3) Don’t Read Too Much into the Arena Metagame

The top end of Arena can mimic the top end of paper play, but don’t read too deeply into it.

One of the big things people don’t quite understand when chasing down top-performing Mythic lists from Arena is how ephemeral the meta at the very top of the Mythic ladder can be. Decks can perform amazingly well for a few days and then get completely hated out before the end of the week. There are plenty of flash-in-the-pan decks that high-level players do well with and then discard.

The flipside of this however is that just like Magic Online before it, you can find decks that are legitimately ahead of the curve and will be everywhere in the next two weeks. It already happened with Jeskai Superfriends, and now it’s happened with Gruul Aggro and Bant Manipulation. Before major tournaments, these decks had largely been the go-to on Arena and the meta had been adjusting to them. Meanwhile in paper, small (but notable) chunks or players would show up and smash a largely under-prepared metagame.

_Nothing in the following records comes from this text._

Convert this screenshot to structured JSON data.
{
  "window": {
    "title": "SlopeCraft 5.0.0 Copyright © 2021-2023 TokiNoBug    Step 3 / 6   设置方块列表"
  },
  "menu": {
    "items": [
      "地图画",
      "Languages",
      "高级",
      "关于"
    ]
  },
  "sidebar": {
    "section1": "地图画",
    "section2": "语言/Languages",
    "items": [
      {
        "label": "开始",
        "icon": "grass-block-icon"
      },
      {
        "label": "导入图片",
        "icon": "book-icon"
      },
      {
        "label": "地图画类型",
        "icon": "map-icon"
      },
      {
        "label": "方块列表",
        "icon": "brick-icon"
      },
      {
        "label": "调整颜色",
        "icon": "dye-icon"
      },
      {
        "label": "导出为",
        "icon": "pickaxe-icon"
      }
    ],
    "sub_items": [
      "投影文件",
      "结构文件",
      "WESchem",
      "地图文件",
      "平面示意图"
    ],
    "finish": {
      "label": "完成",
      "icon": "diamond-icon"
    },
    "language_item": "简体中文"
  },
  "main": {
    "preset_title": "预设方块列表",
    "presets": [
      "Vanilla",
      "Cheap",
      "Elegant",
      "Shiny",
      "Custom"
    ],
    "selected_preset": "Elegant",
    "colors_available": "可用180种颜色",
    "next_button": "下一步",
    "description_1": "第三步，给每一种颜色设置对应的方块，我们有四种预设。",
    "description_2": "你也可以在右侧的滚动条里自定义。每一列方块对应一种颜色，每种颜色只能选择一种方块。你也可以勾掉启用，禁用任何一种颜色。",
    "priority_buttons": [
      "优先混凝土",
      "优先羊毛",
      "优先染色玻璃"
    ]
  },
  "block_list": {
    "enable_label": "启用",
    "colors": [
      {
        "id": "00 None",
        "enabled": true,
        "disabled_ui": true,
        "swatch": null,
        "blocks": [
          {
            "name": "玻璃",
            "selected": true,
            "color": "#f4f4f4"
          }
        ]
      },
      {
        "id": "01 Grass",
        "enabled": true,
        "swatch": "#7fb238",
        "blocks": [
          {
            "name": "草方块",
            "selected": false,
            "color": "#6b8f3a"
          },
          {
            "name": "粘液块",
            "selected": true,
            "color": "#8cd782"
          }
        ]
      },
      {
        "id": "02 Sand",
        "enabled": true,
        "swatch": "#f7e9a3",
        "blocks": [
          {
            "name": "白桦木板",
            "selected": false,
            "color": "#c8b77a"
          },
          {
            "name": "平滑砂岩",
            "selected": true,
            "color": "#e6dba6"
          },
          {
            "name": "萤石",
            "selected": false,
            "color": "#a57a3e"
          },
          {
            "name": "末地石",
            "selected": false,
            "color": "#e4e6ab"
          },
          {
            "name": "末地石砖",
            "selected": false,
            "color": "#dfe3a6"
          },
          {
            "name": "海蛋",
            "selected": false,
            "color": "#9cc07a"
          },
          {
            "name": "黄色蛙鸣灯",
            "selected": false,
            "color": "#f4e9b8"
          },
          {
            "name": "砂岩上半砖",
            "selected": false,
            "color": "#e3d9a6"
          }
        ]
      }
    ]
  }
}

As the old adage goes, take everything with a grain of salt. It’s fine if you want to just follow top Arena players and Arena Decklists on Twitter and try to keep up-to-the-minute, but don’t just blindly play them at your next major tournament without considering some context. Try them in their current form to get a feel for them and then you’ll usually quickly figure out if it was just designed to prey on a specific Arena meta or just be good in general. And it can be both over the course of time.

Look at Simic Ramp and Command the Dreadhorde decks. They’ve evolved from being only midrange-killers to being legitimately well-rounded decks that are still soft in certain matches, but nowhere near as linear as the originals were. Sultai Dreadhorde is essentially just the final evolution of Sultai Midrange, a deck thoroughly outclassed by everything else coming out of War of the Spark. However, people thought it still worth exploring thanks to its inherent strength against red and grafted on a strong backup engine going toe-to-toe with other planeswalker board control and decks that preyed on Midrange.

Picking a deck for this weekend really comes down to what you feel comfortable with and what level you think your metagame is on. I’ve been playing a lot of Sultai Command with a lean back toward beating creature decks and having a good time with it. Honestly, for a random tournament I think Gruul Aggro is a gimme as far as straightforward, strong decks go. But as we saw in the Top 8, as long as you know your deck well and have reasonable matchups, you can play nearly anything you want.

It should just probably have Nissa or a way to steal Nissa in it.